Pertes de Thémines

Useful Information

Location: Southern side of Thémines.
(44.738654, 1.829566)
Open: no restrictions.
Fee: free.
Classification: KarstLosing Stream
Light: bring torch.
Dimension: L=18 km, A=290 m asl.
Guided tours: self guided
Photography: allowed
Accessibility: no
Bibliography: David Viennet, Guillaume Lorette, David Labat, Matthieu Fournier, Mathieu Sebilo, Olivier Araspin, Pierre Crançon (2023): Mobile Sources Mixing Model Implementation for a Better Quantification of Hydrochemical Origins in Allogenic Karst Outlets: Application on the Ouysse Karst System, Water 15, no. 3: 397. online DOI
Address: Pertes de Thémines.
As far as we know this information was accurate when it was published (see years in brackets), but may have changed since then.
Please check rates and details directly with the companies in question if you need more recent info.


1979 first exploration by local cavers.
1980 sinks at the end of the cave explored by cave divers.


The Pertes de Thémines (Sinks of Thémines) are a series of swallow holes where the river Ouysse vanishes underground. The sinks are quite spectacular, a riverbed which cuts into the ground forming a gorge, which then ends like a cul-de-sac. The river vanishes completely, no matter how much water flows. In times of high water flow, after heavy rains or during snow melt, the river flows to the end of the gorge, the swallow hole are filled with water. During summer, when the flow is low the water vanishes completely when it reaches the first sinks, and the rest of the gorge has a dry riverbed.

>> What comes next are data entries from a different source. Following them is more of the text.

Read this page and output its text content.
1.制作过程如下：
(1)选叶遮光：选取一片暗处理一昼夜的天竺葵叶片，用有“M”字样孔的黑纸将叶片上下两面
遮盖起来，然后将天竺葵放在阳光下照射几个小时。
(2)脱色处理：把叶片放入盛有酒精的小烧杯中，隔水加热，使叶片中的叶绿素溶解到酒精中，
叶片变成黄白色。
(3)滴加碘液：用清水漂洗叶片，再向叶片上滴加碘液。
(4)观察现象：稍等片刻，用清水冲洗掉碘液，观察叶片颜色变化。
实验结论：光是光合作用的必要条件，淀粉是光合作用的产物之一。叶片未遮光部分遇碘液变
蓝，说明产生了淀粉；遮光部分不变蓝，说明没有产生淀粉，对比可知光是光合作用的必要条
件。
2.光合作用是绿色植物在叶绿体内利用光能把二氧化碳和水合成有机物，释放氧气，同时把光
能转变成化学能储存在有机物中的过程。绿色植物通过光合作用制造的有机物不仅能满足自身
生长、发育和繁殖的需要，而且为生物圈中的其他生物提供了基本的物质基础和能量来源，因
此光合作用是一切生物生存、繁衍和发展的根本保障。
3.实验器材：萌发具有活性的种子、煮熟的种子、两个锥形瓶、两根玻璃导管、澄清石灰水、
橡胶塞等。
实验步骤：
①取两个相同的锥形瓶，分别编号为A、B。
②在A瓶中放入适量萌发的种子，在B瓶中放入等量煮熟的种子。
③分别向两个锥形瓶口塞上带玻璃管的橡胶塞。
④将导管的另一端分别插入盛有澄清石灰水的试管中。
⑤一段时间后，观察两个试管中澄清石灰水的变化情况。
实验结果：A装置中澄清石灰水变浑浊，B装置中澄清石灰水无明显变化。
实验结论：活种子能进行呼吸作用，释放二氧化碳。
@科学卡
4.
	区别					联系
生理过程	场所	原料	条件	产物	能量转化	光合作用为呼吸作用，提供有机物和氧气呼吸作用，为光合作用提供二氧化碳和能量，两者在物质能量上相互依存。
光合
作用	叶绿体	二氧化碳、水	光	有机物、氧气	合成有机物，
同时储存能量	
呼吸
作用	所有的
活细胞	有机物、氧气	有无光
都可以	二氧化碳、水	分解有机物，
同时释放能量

The bigger sinks actually have names. The first two are called Moulin Raffi, the third trou des écrevisses, the sixth de la mouline or du lavoir, the seventh de l'arche, and the eighth and last one terminale or aval. The dry part of the river bed is mostly covered by alluvial sediments through which the water vanishes, but there is also a cave entrance, the eighth sink, which is also called Perte de Thémines. Cavers have explored the cave system behind, which has mostly sections which are most of the time water-filled. There are huge scallops, dolly tubs, cave lakes, and vertical shafts. But there are also dry side passages, where speleothems can be found. The water filled branch is called rivière Vieussens, the dry galerie de l'Aga, both end in sinks. The cave is only for cavers, and actually the exploration is rather dangerous. It is important to have an eye on the weather, as rainfall would cause a rise of the water, creating a deadly trap.

A problem for the inhabitants of Thémines is, when the swallow holes get blocked. During floods the river brings dead wood, even timbers,with it, which get stuck in the cave entrance. Smaller material stick between the wood and finally ther is a plug of wood, leaves, and clay, and the water cannot flow freely. The result is a flooding of the nearby village Thémines. To avoid this they placed iron bars in the opening, which works like a sieve. So it is possible to remove the bigger pieces of wood and thus destroy the plug.

The Ouysse is a rather small river, but the karst related sights along the river are quite spectacular. The 45 km long tributary of the Dordogne flows above ground when the ground is impermeable, and vanishes underground when the ground is karstified. In total the river is most of its course actually underground. It is impossible to tell it actual length as most of the underground parts are water filled and unexplored.

The official spring of the Ouysse is in the southern foothills of the Massif Central at the village Anglars. But there are numerous tributaries and other springs in this area. It flows 9 km to the sink. Until the Cenozoic, the river actually flowed above ground deepening a valley into the limestone of the Causse de Gramat, but when the drainage went underground it became a dry valley. Some former tributaries, like the Alzou, seasonally reactivate the valley. During dry seasons they also flow completely underground.